Pre-dinner guests are invited to the parlour for drinks. Hampton Manor have designed their own gin – Wasted. Eco consciously, it is distilled from the cascara waste of ground coffee beans, with an alluring taste lingering somewhere between between a classy black tea and a hint of Kahlúa.

Also in the parlour an old-fashioned record player is ready for the neighbouring vinyl collection or any LPs that guests bring. Soulful Amy Winehouse seemed to hit the right notes for the clientele.

Dom, who really ought to have his own TV baking show, runs a morning’s bread making course.

Later, James Hill and sommelier Ross, run a wine-tasting session, favouring wines where “nothing is added and nothing is taken away”. Increasingly, Hampton Manor is looking towards sourcing from organic and regenerative farming.

As a farewell gift guests are given are given a pack of the cookie dough to recreate the gourmet cookies provided in the rooms.

The cost

Two nights with meals at this foodie heaven begin from £365 per person.

The best bit

It’s a relaxed country house weekend where you drift from breakfast to bread making to lunch to wine-tasting to cocktails to dinner. And then, if you wish, whisky tasting.

Hand-grinding your coffee beans, talking to gardener Steve about the organic development of the walled garden, toasting marshmallows over the fire pit – the world slows down. It’s an idyllic escape from everyday frenetic.

The final verdict

Hampton Manor has a sense of place, it’s roots running through the heart of England. After all, this is Shakespeare’s mystical, magical Forest of Arden.
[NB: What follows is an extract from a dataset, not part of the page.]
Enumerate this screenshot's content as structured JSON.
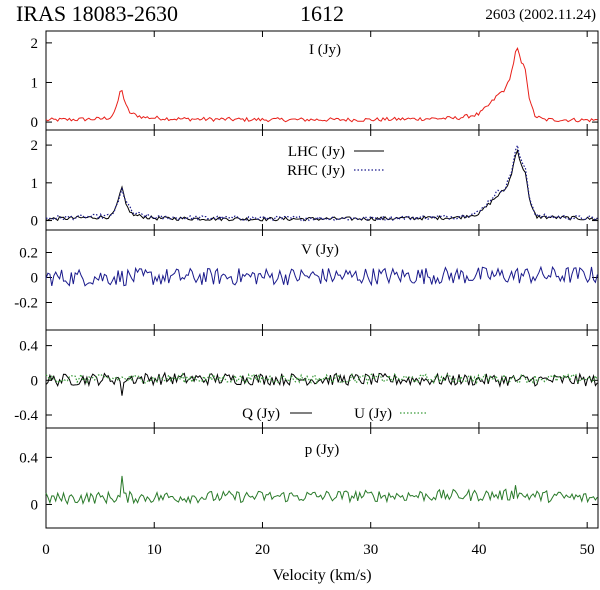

The Hills champion the slow movement: celebrating artists, carpenters, chefs, gardeners and sommeliers who take time to master their craft.

An oak slab had sat in the carpenter’s workshop for 80 years before James Hill commissioned the carpenter to hand-plane the Maker’s Table which sits at the heart of Peel’s Restaurant. For the Hill family, Hampton Manor is a contemporary take on the original Arts and Crafts movement’s reaction against soulless mass production.

As Frazer Hill says, “We take a long term view knowing we need to help forge a different kind of future for our children.”

Disclosure: Our stay was sponsored by Hampton Manor.


Comments (5)

  1. Brian says:

    Definitely like the idea of taking a Lexus for a drive. Probably a lot more comfortable than the car that I will arrive in.

  2. Liz says:

    I think this sort of reaction to characterless digitalisation was inevitable. People want to talk to the barman about where their whisky comes from, see the gardener digging up veg for their dinner and get flour on their hands making bread. I love the detail of the makers table. Especially after the isolation of this year I expect that family and friends are desperate to gather together around the table just like in olden times.

  3. Gary Childerly says:

    It sounds to me as this is a lot more social than an average weekend break. I know it’s difficult with social distancing at the moment but I think we all want to get out and talk to people. This year’s been very isolating.I bet guests would relax and have a good jaw over the whiskies!

  4. Carolyn says:

    Interesting that they offer a bread making session. That has to be one of the boom interests of this year. After all the baking that went on during lockdown-down you have to question whether some of the pupils had a few good tips to pass on to the tutor?

  5. Daryl F. says:

    The lockdown has certainly put some of our creative juices to good use. It’s not like we can do anything about what is happening around the world, we just need to be able to adapt to it. Whether we work as employed individuals or have our own business, adjustments need to be made. And it’s good to see that a hospitality owner, such as the Hill family, is able to innovate and create an enticing getaway that’s both socially immersive and contemplative. It’s a gorgeous place for that matter, and they very well and something productive during the lockdown.